Hydrocortisone

07/04/2009 16:17

Hydrocortisone


Brand Name: hydrocortisone acetate

 

Pregnancy Category C


Drug classes: Corticosteroid, short acting, Glucocorticoid, Mineralocorticoid, Adrenal cortical hormone (hydrocortisone), Hormonal agent

 

 

Therapeutic actions


Enters target cells and binds to cytoplasmic receptors; initiates many complex reactions that are responsible for its anti-inflammatory, immunosuppressive (glucocorticoid), and salt-retaining (mineralocorticoid) actions. Some actions may be undesirable, depending on drug use.

 

 

Indications


· Replacement therapy in adrenal cortical insufficiency

· Hypercalcemia associated with cancer

· Short-term inflammatory and allergic disorders, such as rheumatoid arthritis, collagen diseases (SLE), dermatologic diseases (pemphigus), status asthmaticus, and autoimmune disorders

· Hematologic disorders--thrombocytopenic purpura, erythroblastopenia

· Trichinosis with neurologic or myocardial involvement

· Ulcerative colitis, acute exacerbations of multiple sclerosis, and palliation in some leukemias and lymphomas

· Intra-articular or soft-tissue administration: Arthritis, psoriatic plaques

· Retention enema: For ulcerative colitis, proctitis

· Dermatologic preparations: To relieve inflammatory and pruritic manifestations of dermatoses that are steroid responsive

· Anorectal cream, suppositories: To relieve discomfort of hemorrhoids and perianal itching or irritation

 

 

Contraindications


· Systemic administration: infections, especially tuberculosis, fungal infections, amebiasis, hepatitis B, vaccinia, or varicella, and antibiotic-resistant infections; kidney disease (risk to edema); liver disease, cirrhosis, hypothyroidism; ulcerative colitis with impending perforation; diverticulitis; recent GI surgery; active or latent peptic ulcer; inflammatory bowel disease (risks exacerbations or bowel perforation); hypertension, CHF; thromboembolitic tendencies, thrombophlebitis, osteoporosis, convulsive disorders, metastatic carcinoma, diabetes mellitus; lactation.

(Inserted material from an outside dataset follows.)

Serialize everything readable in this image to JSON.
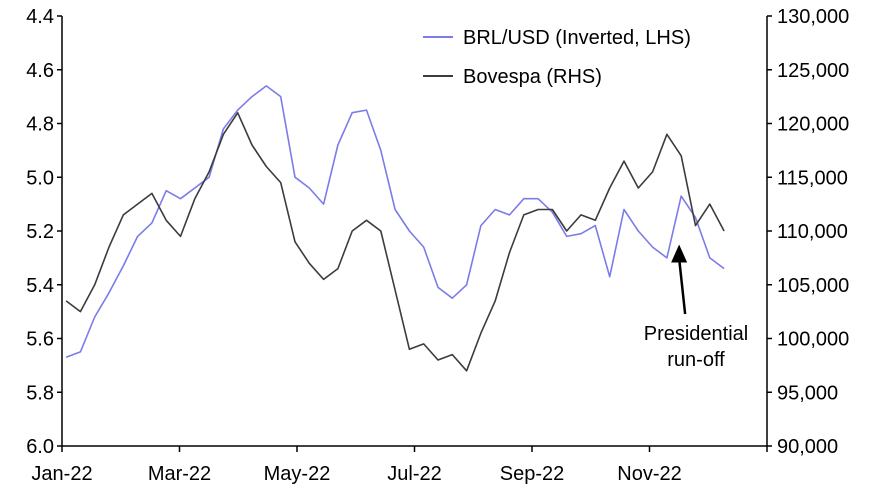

· Retention enemas, intrarectal foam: systemic fungal infections, recent intestinal surgery, extensive fistulas.

· Topical dermatologic administration: fungal, tubercular, herpes simplex skin infections; vaccinia, varicella; ear application when eardrum is perforated; lactation.

 

 

Adverse effects


Vertigo, headache, paresthesias, insomnia, convulsions, psychosis

Hypotension, shock, hypertension and CHF secondary to fluid retention, thromboembolism, thrombophlebitis, fat embolism, cardiac arrhythmias secondary to electrolyte disturbances

Thin, fragile skin; petechiae; ecchymoses; purpura; striae; subcutaneous fat atrophy

Cataracts, glaucoma (long-term therapy), increased intraocular pressure

Amenorrhea, irregular menses, growth retardation, decreased carbohydrate tolerance and diabetes mellitus, cushingoid state (long-term therapy), hypothalamic-pituitary-adrenal (HPA) suppression systemic with therapy longer than 5 days

Peptic or esophageal ulcer, pancreatitis, abdominal distention, nausea, vomiting, increased appetite and weight gain (long-term therapy)

Na+ and fluid retention, hypokalemia, hypocalcemia, increased blood sugar, increased serum cholesterol, decreased serum T1 and T4 levels

Anaphylactoid or hypersensitivity reactions

Muscle weakness, steroid myopathy and loss of muscle mass, osteoporosis, spontaneous fractures (long-term therapy)

 

· Increased steroid blood levels with hormonal contraceptives, troleandomycin

· Decreased steroid blood levels with phenytoin, phenobarbital, rifampin, cholestyramine

· Decreased serum level of salicylates

· Decreased effectiveness of anticholinesterases (ambenonium, edrophonium, neostigmine, pyridostigmine)

 

 

Nursing considerations


Systemic administration

· Give daily before 9 AM to mimic normal peak diurnal corticosteroid levels and minimize HPA suppression.

· Space multiple doses evenly throughout the day.

· Do not give IM injections if patient has thrombocytopenic purpura.

· Rotate sites of IM repository injections to avoid local atrophy.

· Use minimal doses for minimal duration to minimize adverse effects.

· Taper doses when discontinuing high-dose or long-term therapy.

· Arrange for increased dosage when patient is subject to unusual stress.

· Use alternate-day maintenance therapy with short-acting corticosteroids whenever possible.

· Do not give live virus vaccines with immunosuppressive doses of hydrocortisone.

· Provide antacids between meals to help avoid peptic ulcer.